Alla domanda su quale sarà la prossima AMP da creare, il Ministro ha risposto che non è stata presa alcuna decisione, ma ha sottolineato che molte aree marine dovrebbero essere protette.

Per quanto riguarda il dibattito di questa settimana al Parlamento delle Azzorre sulla proposta del Partito Socialista di autorizzare la pesca del tonno nelle aree protette, il Ministro ha detto di sperare che il PS cambi idea e ha osservato che il partito ha chiesto impegni ai pescatori, che sono stati approvati, per poi avanzare ulteriori richieste.

Maria da Graça Carvalho ha osservato che la creazione della Rete delle Aree Marine Protette delle Azzorre (RAMPA) è stata ampiamente elogiata e che questo suggerimento "offusca" i risultati raggiunti.

Nella sua valutazione all'Agenzia di stampa Lusa sull'anno passato e sulle proiezioni per l'anno in corso nel settore idrico, il ministro ha affermato che il governo sta studiando il collegamento tra la diga di Santa Clara, nell'Alentejo sud-occidentale, e l'Algarve.

Il ministro ha detto che è necessario "guardare anche ad altre regioni", osservando che la zona dei fiumi Mira e Sado è una delle più preoccupanti e ritenendo che la costruzione di un impianto di desalinizzazione a Sines non sia sufficiente, ammettendo che un altro potrebbe essere utile per la zona agricola, dato che quello già previsto è industriale.
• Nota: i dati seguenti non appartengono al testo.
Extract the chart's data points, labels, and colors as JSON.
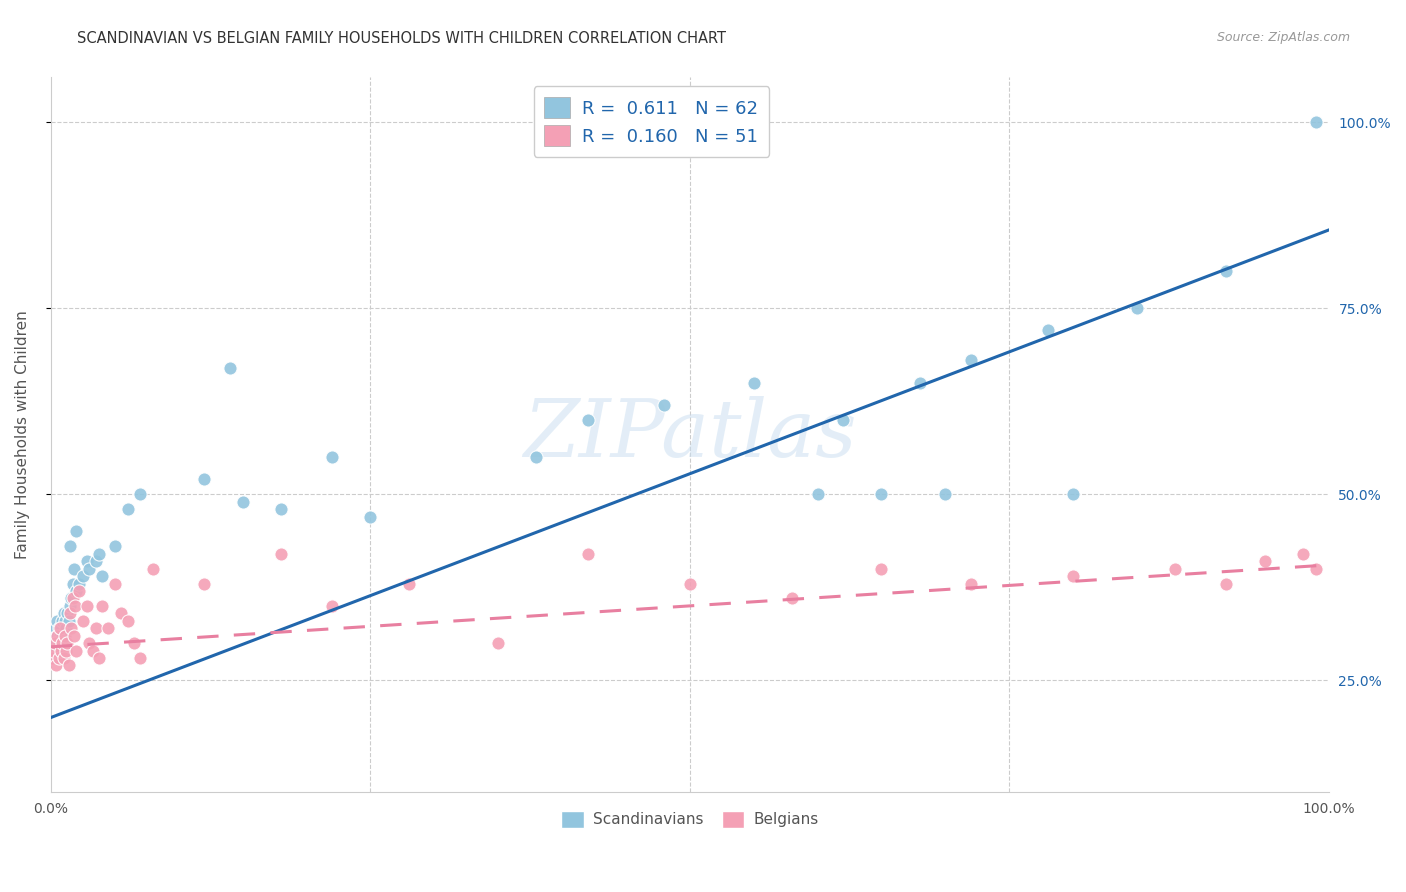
{
  "title": "SCANDINAVIAN VS BELGIAN FAMILY HOUSEHOLDS WITH CHILDREN CORRELATION CHART",
  "source": "Source: ZipAtlas.com",
  "ylabel": "Family Households with Children",
  "watermark": "ZIPatlas",
  "scandinavian_color": "#92c5de",
  "belgian_color": "#f4a0b5",
  "scandinavian_line_color": "#2166ac",
  "belgian_line_color": "#e87fa0",
  "R_scand": 0.611,
  "N_scand": 62,
  "R_belg": 0.16,
  "N_belg": 51,
  "scand_x": [
    0.001,
    0.002,
    0.002,
    0.003,
    0.003,
    0.004,
    0.004,
    0.005,
    0.005,
    0.005,
    0.006,
    0.006,
    0.007,
    0.007,
    0.008,
    0.008,
    0.009,
    0.009,
    0.01,
    0.01,
    0.011,
    0.012,
    0.013,
    0.014,
    0.015,
    0.015,
    0.016,
    0.017,
    0.018,
    0.02,
    0.02,
    0.022,
    0.025,
    0.028,
    0.03,
    0.035,
    0.038,
    0.04,
    0.05,
    0.06,
    0.07,
    0.12,
    0.15,
    0.18,
    0.22,
    0.25,
    0.14,
    0.38,
    0.42,
    0.48,
    0.55,
    0.62,
    0.68,
    0.72,
    0.78,
    0.85,
    0.92,
    0.6,
    0.65,
    0.7,
    0.8,
    0.99
  ],
  "scand_y": [
    0.28,
    0.28,
    0.3,
    0.29,
    0.31,
    0.3,
    0.32,
    0.29,
    0.31,
    0.33,
    0.3,
    0.32,
    0.31,
    0.29,
    0.32,
    0.3,
    0.33,
    0.31,
    0.34,
    0.3,
    0.33,
    0.32,
    0.34,
    0.33,
    0.35,
    0.43,
    0.36,
    0.38,
    0.4,
    0.37,
    0.45,
    0.38,
    0.39,
    0.41,
    0.4,
    0.41,
    0.42,
    0.39,
    0.43,
    0.48,
    0.5,
    0.52,
    0.49,
    0.48,
    0.55,
    0.47,
    0.67,
    0.55,
    0.6,
    0.62,
    0.65,
    0.6,
    0.65,
    0.68,
    0.72,
    0.75,
    0.8,
    0.5,
    0.5,
    0.5,
    0.5,
    1.0
  ],
  "belg_x": [
    0.001,
    0.002,
    0.003,
    0.004,
    0.005,
    0.006,
    0.007,
    0.008,
    0.009,
    0.01,
    0.011,
    0.012,
    0.013,
    0.014,
    0.015,
    0.016,
    0.017,
    0.018,
    0.019,
    0.02,
    0.022,
    0.025,
    0.028,
    0.03,
    0.033,
    0.035,
    0.038,
    0.04,
    0.045,
    0.05,
    0.055,
    0.06,
    0.065,
    0.07,
    0.08,
    0.12,
    0.18,
    0.22,
    0.28,
    0.35,
    0.42,
    0.5,
    0.58,
    0.65,
    0.72,
    0.8,
    0.88,
    0.92,
    0.95,
    0.98,
    0.99
  ],
  "belg_y": [
    0.28,
    0.29,
    0.3,
    0.27,
    0.31,
    0.28,
    0.32,
    0.29,
    0.3,
    0.28,
    0.31,
    0.29,
    0.3,
    0.27,
    0.34,
    0.32,
    0.36,
    0.31,
    0.35,
    0.29,
    0.37,
    0.33,
    0.35,
    0.3,
    0.29,
    0.32,
    0.28,
    0.35,
    0.32,
    0.38,
    0.34,
    0.33,
    0.3,
    0.28,
    0.4,
    0.38,
    0.42,
    0.35,
    0.38,
    0.3,
    0.42,
    0.38,
    0.36,
    0.4,
    0.38,
    0.39,
    0.4,
    0.38,
    0.41,
    0.42,
    0.4
  ],
  "scand_line_x0": 0.0,
  "scand_line_y0": 0.2,
  "scand_line_x1": 1.0,
  "scand_line_y1": 0.855,
  "belg_line_x0": 0.0,
  "belg_line_y0": 0.295,
  "belg_line_x1": 1.0,
  "belg_line_y1": 0.405,
  "xlim": [
    0.0,
    1.0
  ],
  "ylim": [
    0.1,
    1.06
  ],
  "xticks": [
    0.0,
    0.25,
    0.5,
    0.75,
    1.0
  ],
  "xtick_labels": [
    "0.0%",
    "",
    "",
    "",
    "100.0%"
  ],
  "ytick_positions": [
    0.25,
    0.5,
    0.75,
    1.0
  ],
  "ytick_labels_right": [
    "25.0%",
    "50.0%",
    "75.0%",
    "100.0%"
  ],
  "background_color": "#ffffff",
  "grid_color": "#cccccc"
}
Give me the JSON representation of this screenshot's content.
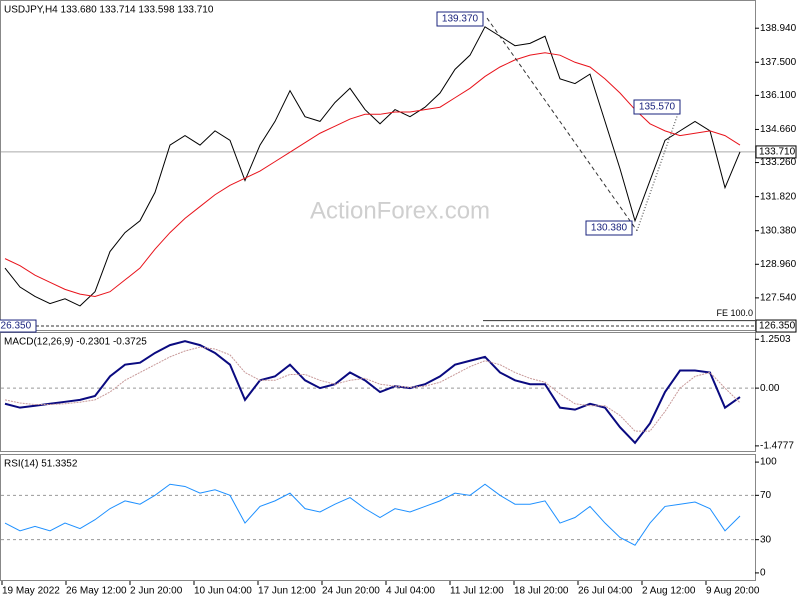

Maria da Graça Carvalho ha detto che il Ministero sta anche conducendo un'indagine sullo stato degli impianti di trattamento delle acque reflue (WWTP), come richiesto dalla legge europea, e ha avvertito che molti richiedono miglioramenti o sostituzioni.

"In alcuni casi siamo inadempienti e stiamo valutando cosa può essere migliorato o rifatto", ha detto, spiegando che c'è solo un caso nei tribunali (europei), che riguarda l'impianto di trattamento delle acque reflue nella parrocchia di Pereira do Campo.

Per quanto riguarda la designazione di 61 zone speciali di conservazione (SCA), Maria da Graça Carvalho ha detto che 47 sono state approvate e che le altre sono "praticamente tutte concordate", con la sola Moura rimanente. L'auspicio è che il processo si concluda entro marzo.